ITC Ltd, India’s largest cigarette maker, has shut down its cigarette production with the company weighing the future course of action whether to comply with the Supreme Court’s order of printing pictorial warning against tobacco consumption covering 85 per cent of cigarette pack in the interim period or wait for the Karnataka High Court to decide on the fate.
In a notice to the stock exchanges, ITC said, “It had to shut its cigarette factories from May 4 until the company is in a position to comply with the interim requirements pending hearing in the Karnataka high court”. This is the second time since April that ITC has decided to shut production.
The Supreme Court on Wednesday had told tobacco makers of their ‘duty to society’ and to carry pictorial warnings spread over 85 per cent of both sides of their packaging as mandated by the government.

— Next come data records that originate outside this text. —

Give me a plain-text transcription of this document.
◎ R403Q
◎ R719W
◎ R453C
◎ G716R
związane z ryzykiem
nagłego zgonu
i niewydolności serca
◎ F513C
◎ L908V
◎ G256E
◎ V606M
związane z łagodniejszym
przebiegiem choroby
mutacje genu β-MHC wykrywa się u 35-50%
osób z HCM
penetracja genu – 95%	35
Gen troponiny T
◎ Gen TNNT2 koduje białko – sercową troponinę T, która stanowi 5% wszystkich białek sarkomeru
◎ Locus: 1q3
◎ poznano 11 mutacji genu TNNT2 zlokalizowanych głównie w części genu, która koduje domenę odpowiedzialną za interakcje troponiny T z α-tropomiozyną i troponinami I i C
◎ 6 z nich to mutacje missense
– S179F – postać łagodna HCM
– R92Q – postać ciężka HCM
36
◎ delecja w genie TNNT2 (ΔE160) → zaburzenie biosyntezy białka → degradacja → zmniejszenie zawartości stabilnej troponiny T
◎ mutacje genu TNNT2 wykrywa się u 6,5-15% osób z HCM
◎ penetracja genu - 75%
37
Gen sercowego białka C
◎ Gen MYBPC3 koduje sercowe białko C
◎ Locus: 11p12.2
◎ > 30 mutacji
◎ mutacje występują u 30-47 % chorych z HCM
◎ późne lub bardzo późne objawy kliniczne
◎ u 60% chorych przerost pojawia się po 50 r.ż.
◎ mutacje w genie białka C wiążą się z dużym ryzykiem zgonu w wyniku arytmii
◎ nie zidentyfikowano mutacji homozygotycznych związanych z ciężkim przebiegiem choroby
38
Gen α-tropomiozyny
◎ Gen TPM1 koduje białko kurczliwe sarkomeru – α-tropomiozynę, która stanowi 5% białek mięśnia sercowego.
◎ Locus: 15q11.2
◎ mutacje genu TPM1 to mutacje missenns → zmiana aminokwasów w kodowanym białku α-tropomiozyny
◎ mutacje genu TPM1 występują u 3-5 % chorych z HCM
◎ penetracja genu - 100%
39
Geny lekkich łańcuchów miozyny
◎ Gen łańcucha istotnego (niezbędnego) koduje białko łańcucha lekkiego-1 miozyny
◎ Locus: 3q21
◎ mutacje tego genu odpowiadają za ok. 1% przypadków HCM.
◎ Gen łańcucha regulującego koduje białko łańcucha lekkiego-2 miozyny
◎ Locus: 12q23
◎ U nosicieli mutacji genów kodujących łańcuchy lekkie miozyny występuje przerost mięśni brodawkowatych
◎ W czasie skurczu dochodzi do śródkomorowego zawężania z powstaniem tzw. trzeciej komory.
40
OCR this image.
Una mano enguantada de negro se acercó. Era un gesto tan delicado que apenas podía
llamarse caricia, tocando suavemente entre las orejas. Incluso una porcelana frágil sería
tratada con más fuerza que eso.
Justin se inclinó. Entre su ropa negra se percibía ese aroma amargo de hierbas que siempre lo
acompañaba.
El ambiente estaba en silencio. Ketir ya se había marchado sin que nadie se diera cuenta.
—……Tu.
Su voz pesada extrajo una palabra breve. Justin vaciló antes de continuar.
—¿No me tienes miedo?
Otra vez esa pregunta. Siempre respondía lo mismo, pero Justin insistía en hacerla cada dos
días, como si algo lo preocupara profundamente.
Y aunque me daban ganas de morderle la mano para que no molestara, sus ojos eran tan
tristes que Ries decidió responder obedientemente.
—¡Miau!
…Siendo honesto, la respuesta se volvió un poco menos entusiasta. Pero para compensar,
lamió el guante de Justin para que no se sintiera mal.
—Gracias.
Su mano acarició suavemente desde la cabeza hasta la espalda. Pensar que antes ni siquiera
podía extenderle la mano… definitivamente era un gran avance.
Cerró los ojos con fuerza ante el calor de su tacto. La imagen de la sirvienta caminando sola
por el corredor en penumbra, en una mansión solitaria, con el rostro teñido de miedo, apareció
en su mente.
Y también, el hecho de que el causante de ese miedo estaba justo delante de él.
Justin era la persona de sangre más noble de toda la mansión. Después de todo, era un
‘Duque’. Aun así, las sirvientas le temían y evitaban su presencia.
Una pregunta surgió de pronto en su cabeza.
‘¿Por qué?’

The apex court passed an order transferring to the Karnataka High Court all writ petitions pending in various courts challenging the rule.
India’s tobacco industry and the government are tussling over the regulations, which require that pictorial warnings cover 85 percent of a pack’s surface, up from 40 percent of just the front panel. At the same time, a prolonged industry closure could hurt government revenues, since taxes constitute as much as 60 percent of the selling price of cigarettes in India.
The Indian legal cigarette industry has been facing a continuous drop in demand because of high taxation and the growth of duty evaded illegal cigarettes that do not carry pictorial warnings. Since 2012-13, the excise duty on cigarettes, at a per unit level, has gone up cumulatively by 118 per cent with increase in taxation in every successive year.